# Creating Sankey diagram - counting paths between nodes

(Seanfdnn) #1

Hello,

I have a model of the itineraries of many people who visit locations, and I want to create a Sankey diagram similar to https://maxdemarzi.com/2014/09/11/tracking-user-paths-in-an-ivr-with-neo4j/ that illustrates the frequency of paths followed from a given location.

I have 3 types: Person, Visit, and Place.
Each Visit node points to the single Place that the visit happened.
Visit nodes are connected in a sequential chain by `FOLLOWED_BY` relationships, i.e., you could follow the itinerary for each person by transversing the chain. At each Visit, however, you need to find the associated Place for that visit.

Additionally, I was trying to restrict the depth to be X number of Places away form a specified origin Place.
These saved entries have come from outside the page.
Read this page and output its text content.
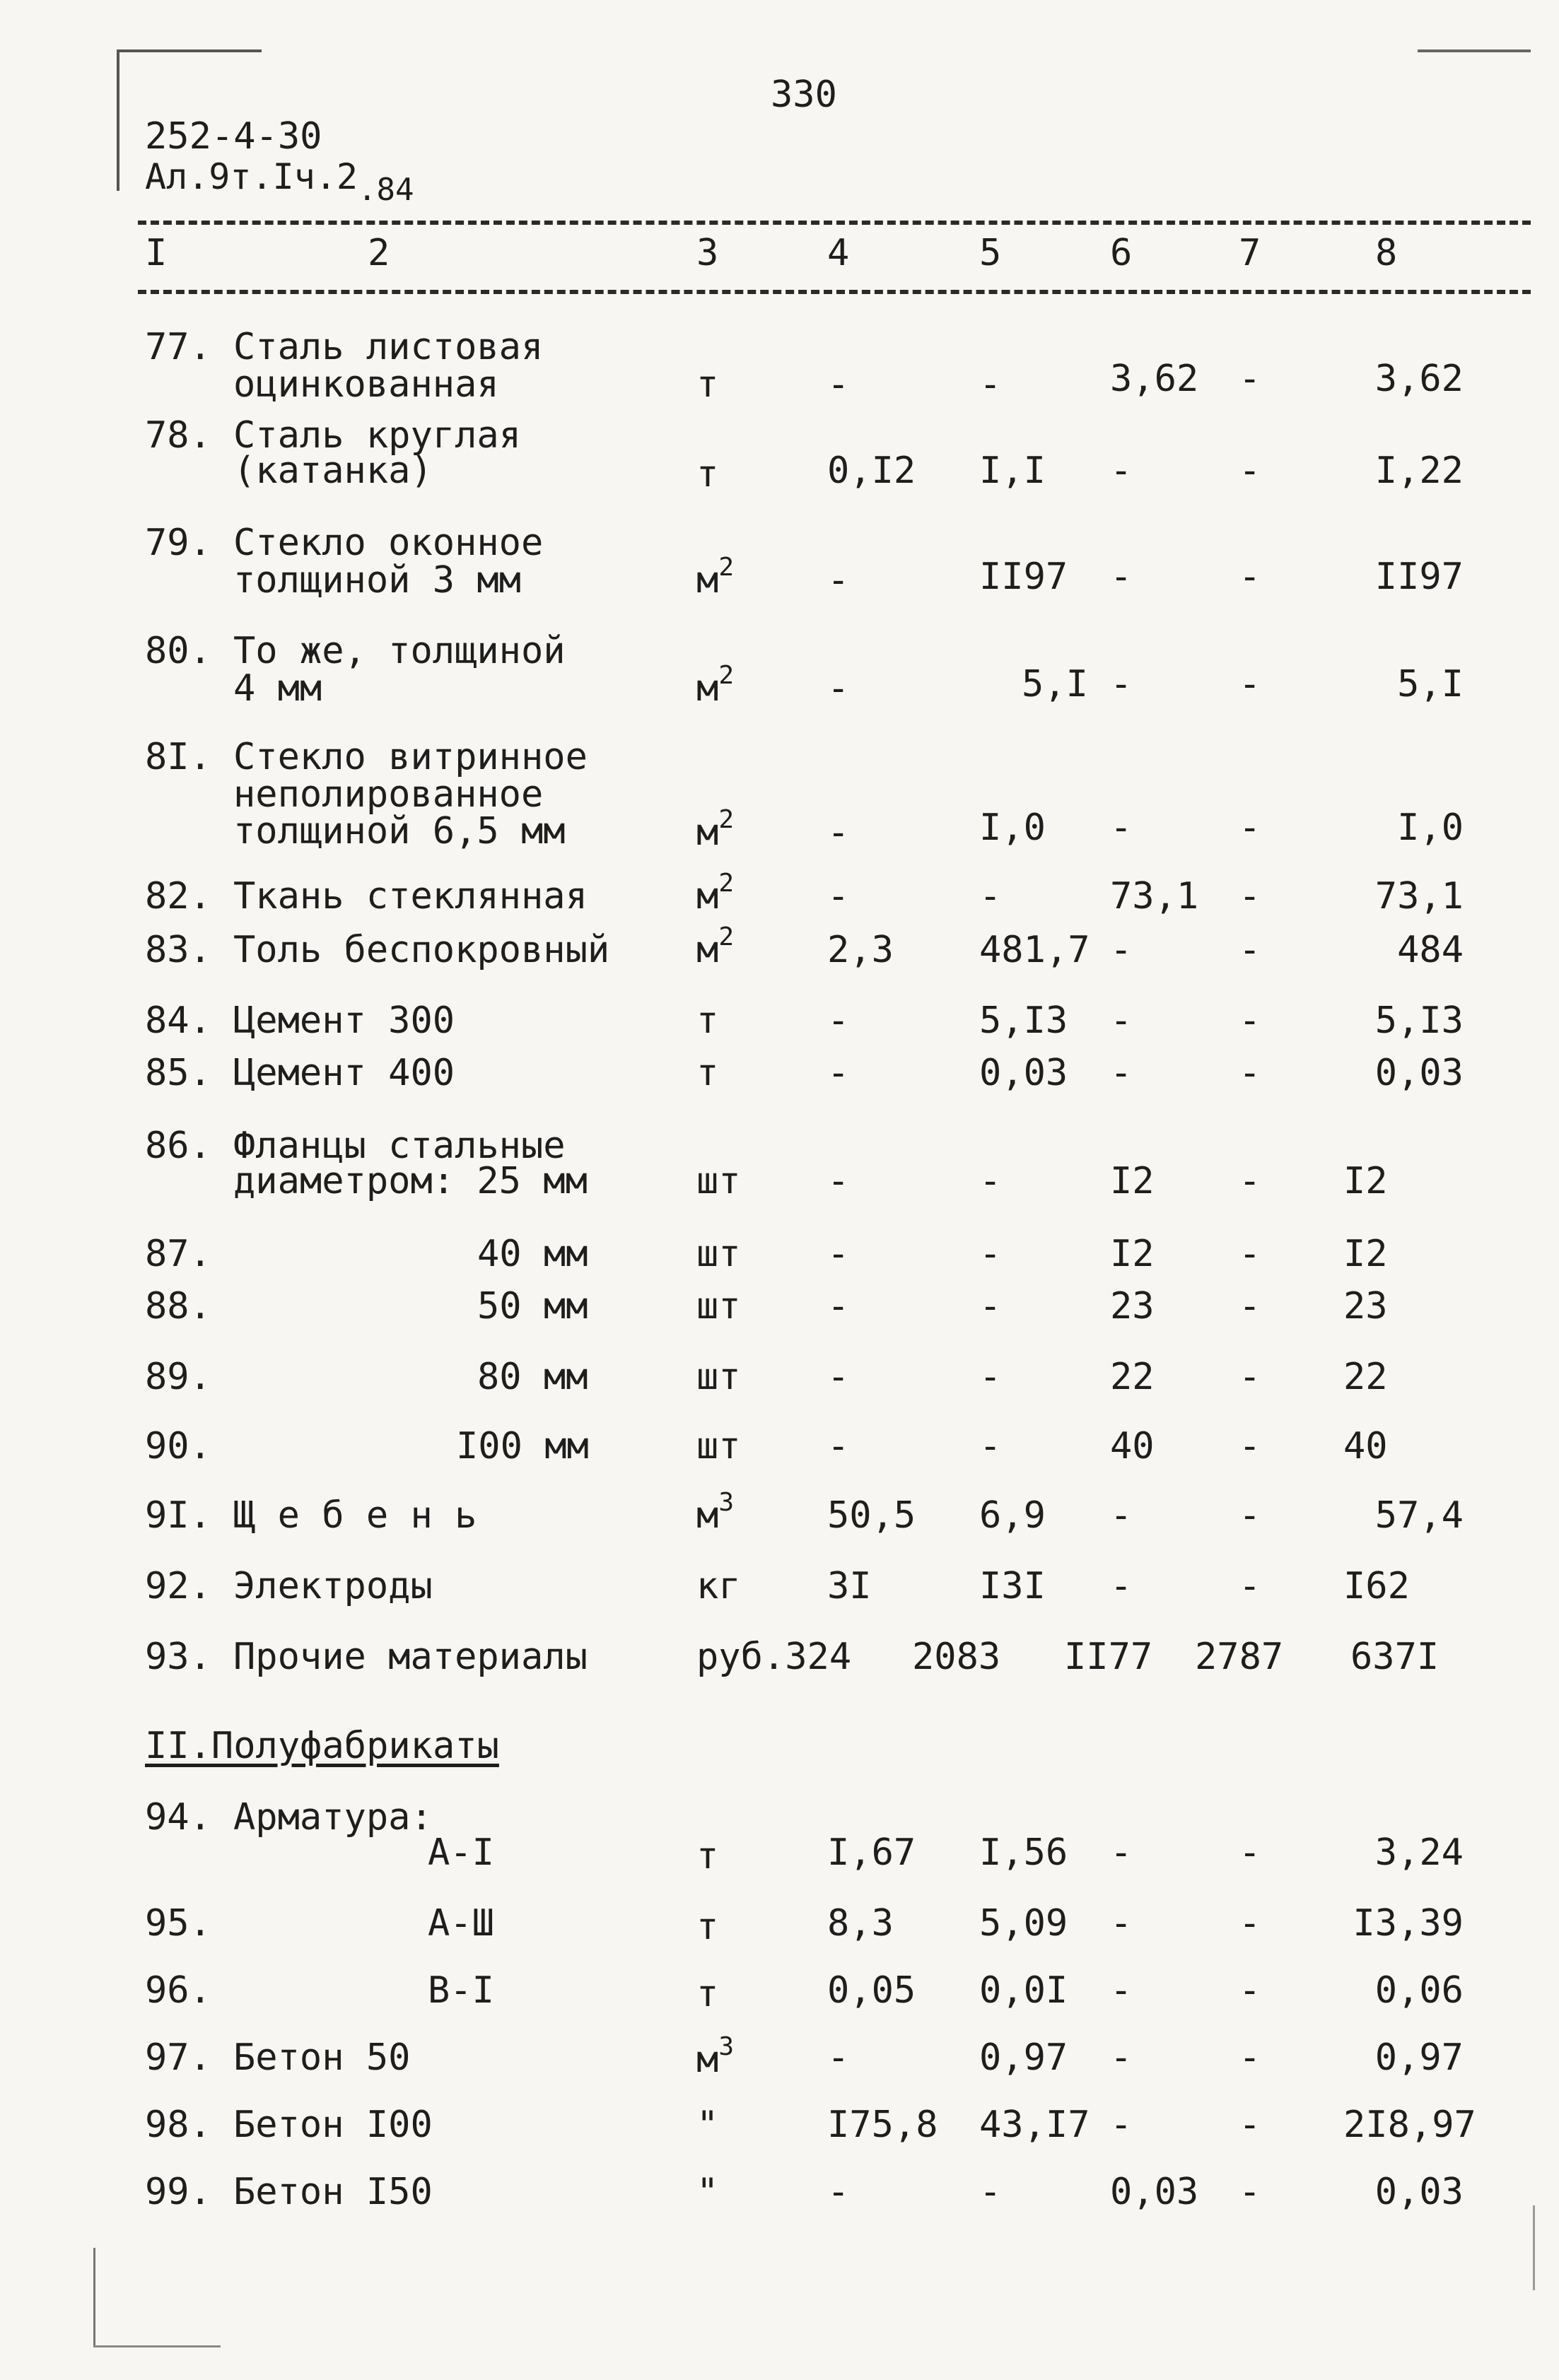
330
252-4-30
Ал.9т.Iч.2.84
I	2	3	4	5	6	7	8
77. Сталь листовая
оцинкованная	т	-	-	3,62 -	3,62
78. Сталь круглая
(катанка)	т	0,I2 I,I -	-	I,22
79. Стекло оконное
толщиной 3 мм	$м^2$	-	II97 -	-	II97
80. То же, толщиной
4 мм	$м^2$	-	5,I -	-	5,I
8I. Стекло витринное
неполированное
толщиной 6,5 мм	$м^2$	-	I,0 -	-	I,0
82. Ткань стеклянная	$м^2$	-	-	73,1 -	73,1
83. Толь беспокровный $м^2$	2,3 481,7 -	-	484
84. Цемент 300	т	-	5,I3 -	-	5,I3
85. Цемент 400	т	-	0,03 -	-	0,03
86. Фланцы стальные
диаметром: 25 мм	шт -	-	I2 - I2
87.	40 мм	шт -	-	I2 - I2
88.	50 мм	шт -	-	23 - 23
89.	80 мм	шт -	-	22 - 22
90.	I00 мм	шт -	-	40 - 40
9I. Щ е б е н ь	$м^3$	50,5 6,9 -	-	57,4
92. Электроды	кг 3I	I3I -	- I62
93. Прочие материалы	руб.324 2083 II77 2787 637I
II.Полуфабрикаты
94. Арматура:
А-I	т	I,67 I,56 -	-	3,24
95.	А-Ш	т	8,3 5,09 -	-	I3,39
96.	В-I	т	0,05 0,0I -	-	0,06
97. Бетон 50	$м^3$	-	0,97 -	-	0,97
98. Бетон I00	"	I75,8 43,I7 -	- 2I8,97
99. Бетон I50	"	-	-	0,03 -	0,03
I thought this would be straightforward, and although I can create a query to return the nodes in question, performing the aggregate calculation to return the count of paths between nodes proves challenging.

The following will create an itenerary from the data, but not the count of paths between each Place necessary to populate a Sankey diagram. APOC's virtual nodes and graphs would seem to be useful, but I'm new to both Neo4J and am not sure if that's a rabbit hole (i.e. return a graph of Places and Relationships between them, with a property on the relationship that represents the count of travelled paths)
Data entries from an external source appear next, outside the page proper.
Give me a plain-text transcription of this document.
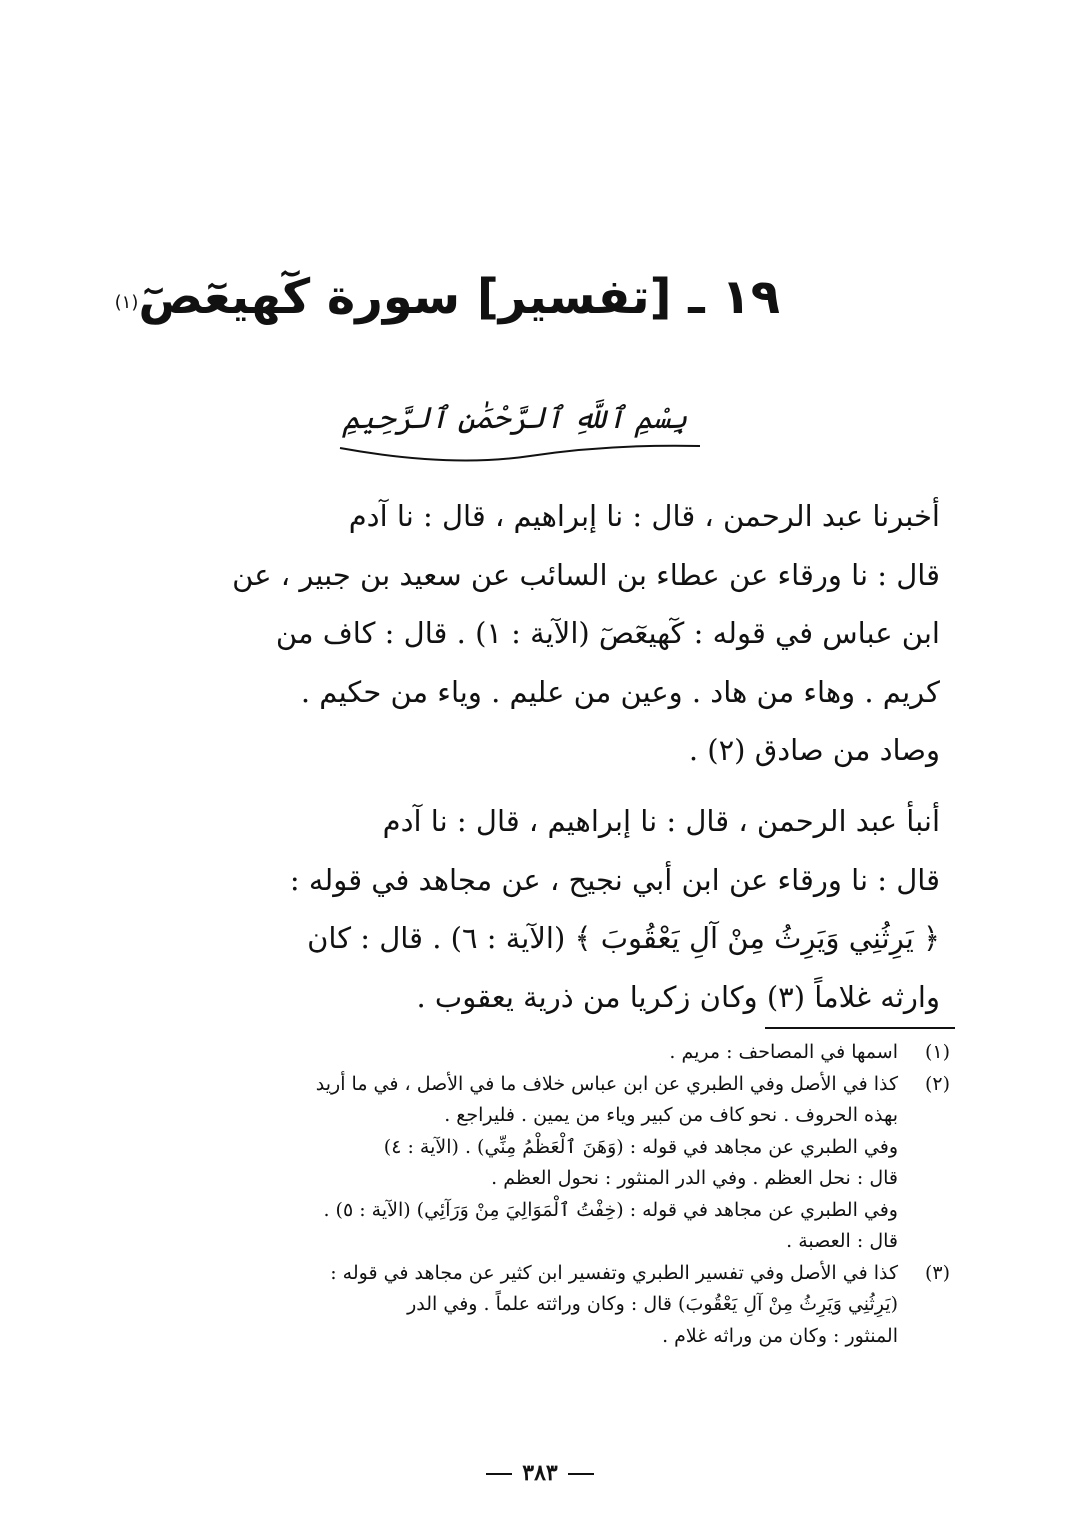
١٩ ـ [تفسير] سورة كٓهيعٓصٓ$^{(١)}$
بِسْمِ ٱللَّهِ ٱلرَّحْمَٰنِ ٱلرَّحِيمِ

أخبرنا عبد الرحمن ، قال : نا إبراهيم ، قال : نا آدم

قال : نا ورقاء عن عطاء بن السائب عن سعيد بن جبير ، عن

ابن عباس في قوله : كٓهيعٓصٓ (الآية : ١) . قال : كاف من

كريم . وهاء من هاد . وعين من عليم . وياء من حكيم .

وصاد من صادق (٢) .

أنبأ عبد الرحمن ، قال : نا إبراهيم ، قال : نا آدم

قال : نا ورقاء عن ابن أبي نجيح ، عن مجاهد في قوله :

﴿ يَرِثُنِي وَيَرِثُ مِنْ آلِ يَعْقُوبَ ﴾ (الآية : ٦) . قال : كان

وارثه غلاماً (٣) وكان زكريا من ذرية يعقوب .

(١)
اسمها في المصاحف : مريم .
(٢)
كذا في الأصل وفي الطبري عن ابن عباس خلاف ما في الأصل ، في ما أريد
بهذه الحروف . نحو كاف من كبير وياء من يمين . فليراجع .
وفي الطبري عن مجاهد في قوله : (وَهَنَ ٱلْعَظْمُ مِنِّي) . (الآية : ٤)
قال : نحل العظم . وفي الدر المنثور : نحول العظم .
وفي الطبري عن مجاهد في قوله : (خِفْتُ ٱلْمَوَالِيَ مِنْ وَرَآئِي) (الآية : ٥) .
قال : العصبة .
(٣)
كذا في الأصل وفي تفسير الطبري وتفسير ابن كثير عن مجاهد في قوله :
(يَرِثُنِي وَيَرِثُ مِنْ آلِ يَعْقُوبَ) قال : وكان وراثته علماً . وفي الدر
المنثور : وكان من وراثه غلام .
٣٨٣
``````MATCH (root:Place)<-[:AT]-(v:Visit) WHERE root.name="ATLANTIS"
MATCH path=(v)-[:FOLLOWED_BY*0..5]->(:Visit)-[:AT]->(p:Place) RETURN v {itenerary: collect(p.name)}
``````

I am using Neo4j 3.5.1 with APOC installed.

Thank you for the help!
Sean

(Andrew Bowman) #2

Can you supply some data and a query to create a small sample graph to better illustrate the issue and the reason why the returned data doesn't cover what you need?